Life is short and one can never have too many friends. So let’s see if we can make new friends of potential clients, eh?

Making business functions work for you

Just think about how many different business functions you and your partners and senior staff attend either as the host, or as guests.

They might be anything from a quiet drink after work with a client or acquaintance from the media, or a banker, to formal black tie dinners with hundreds in attendance. In a busy firm, six per events per month would not be unusual, and at Christmas time there seems to be one every night to attend.

If there were five senior people in your firm, that would give your firm 1,560 chances to raise its profile every year! Include middle management and the number could treble or more.

What, typically, happens at most of these events? We meet an old friend or colleague and spend most of the time talking to them or to others from our own firm!

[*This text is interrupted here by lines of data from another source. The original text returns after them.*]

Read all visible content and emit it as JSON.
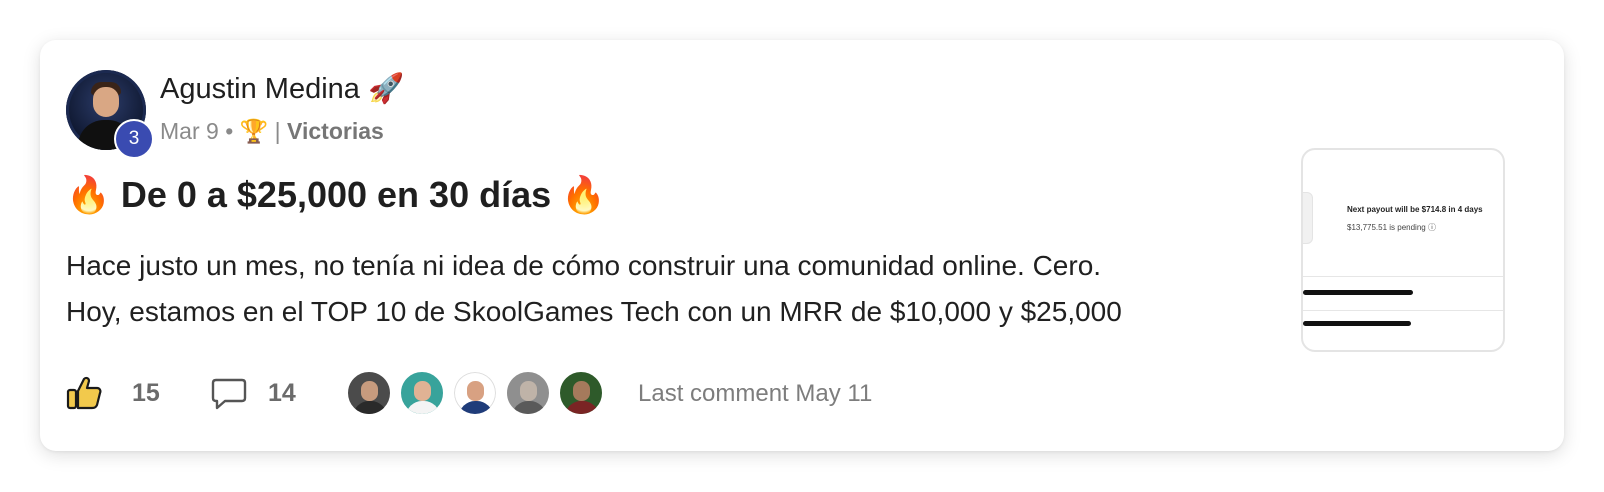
{
  "post": {
    "author": {
      "name": "Agustin Medina",
      "name_emoji": "🚀",
      "level": "3"
    },
    "meta": {
      "date": "Mar 9",
      "separator": "•",
      "category_emoji": "🏆",
      "divider": "|",
      "category": "Victorias"
    },
    "title": {
      "emoji": "🔥",
      "text": "De 0 a $25,000 en 30 días"
    },
    "body": [
      "Hace justo un mes, no tenía ni idea de cómo construir una comunidad online. Cero.",
      "Hoy, estamos en el TOP 10 de SkoolGames Tech con un MRR de $10,000 y $25,000"
    ],
    "thumbnail": {
      "payout_text": "Next payout will be $714.8 in 4 days",
      "pending_text": "$13,775.51 is pending ⓘ"
    },
    "actions": {
      "likes": "15",
      "comments": "14",
      "last_comment": "Last comment May 11"
    },
    "colors": {
      "level_badge": "#3a4bb1",
      "like_fill": "#f2c94c",
      "muted_text": "#8a8a8a"
    }
  }
}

Or worse, the firm’s Wallflower leans against the wall at the back of the room, admiring the shine of their shoes, when they could be ‘out there’ mixing and mingling and advancing both their career and the firm’s reputation.

Every gathering, either purely business or partly social, is an opportunity for you to meet new people and leave them with the right impression of your practice.

Start With A Simple Number

Look at it this way. When people from your firm attend a business function of any sort, they leave either a positive or negative impression behind. The number of times this is done over the year varies from firm to firm, but even in the smallest of practices, a sizeable number amounts.

Here's why:

Number of Partners in your firm (A)
Average number of business or large social functions attended by each per month (B)
Average number of worthwhile contacts attending each function (C)

Now let's do the Math:

A x B x C x 12 = (D)

And then the same for senior staff/managers/fee earners:

Number of senior staff/managers/fee earners in your firm (E)
Average number of business or large social functions attended by each per month (F)
Average number of worthwhile contacts attending each function (G)

And the Math again

E x F x G x 12 = (H)

D + H = ____________________________ Number of chances to create awareness and gain permission to stay in touch with worthwhile contacts generated by your firm every year.

An amazingly large number for most firms.

Hopefully you can now see more clearly, the need to devise a plan for dealing with such occasions.
Working the room can be seen by some as bad form, yet you can acquire the ability to be invited to join a group that is in full flight without coming over as pushy or self-promoting.

You can also learn how to get others to ask for your business card and ask you to keep in touch, whilst you gain their business card, and be thought of as a thoroughly nice person and a damn good accountant.

Above all, by becoming a Tiger instead of a Wallflower, you can learn how to plan a strategy for every event that you and your colleagues attend, for any occasion, involve everyone from your firm (who is attending) and end the evening having met all the valuable contacts you wanted to meet, leaving them with an excellent impression of you and your firm.

What a great opportunity to advance your career while also helping someone else. Isn’t that what business is all about? Oh, how I love Christmas!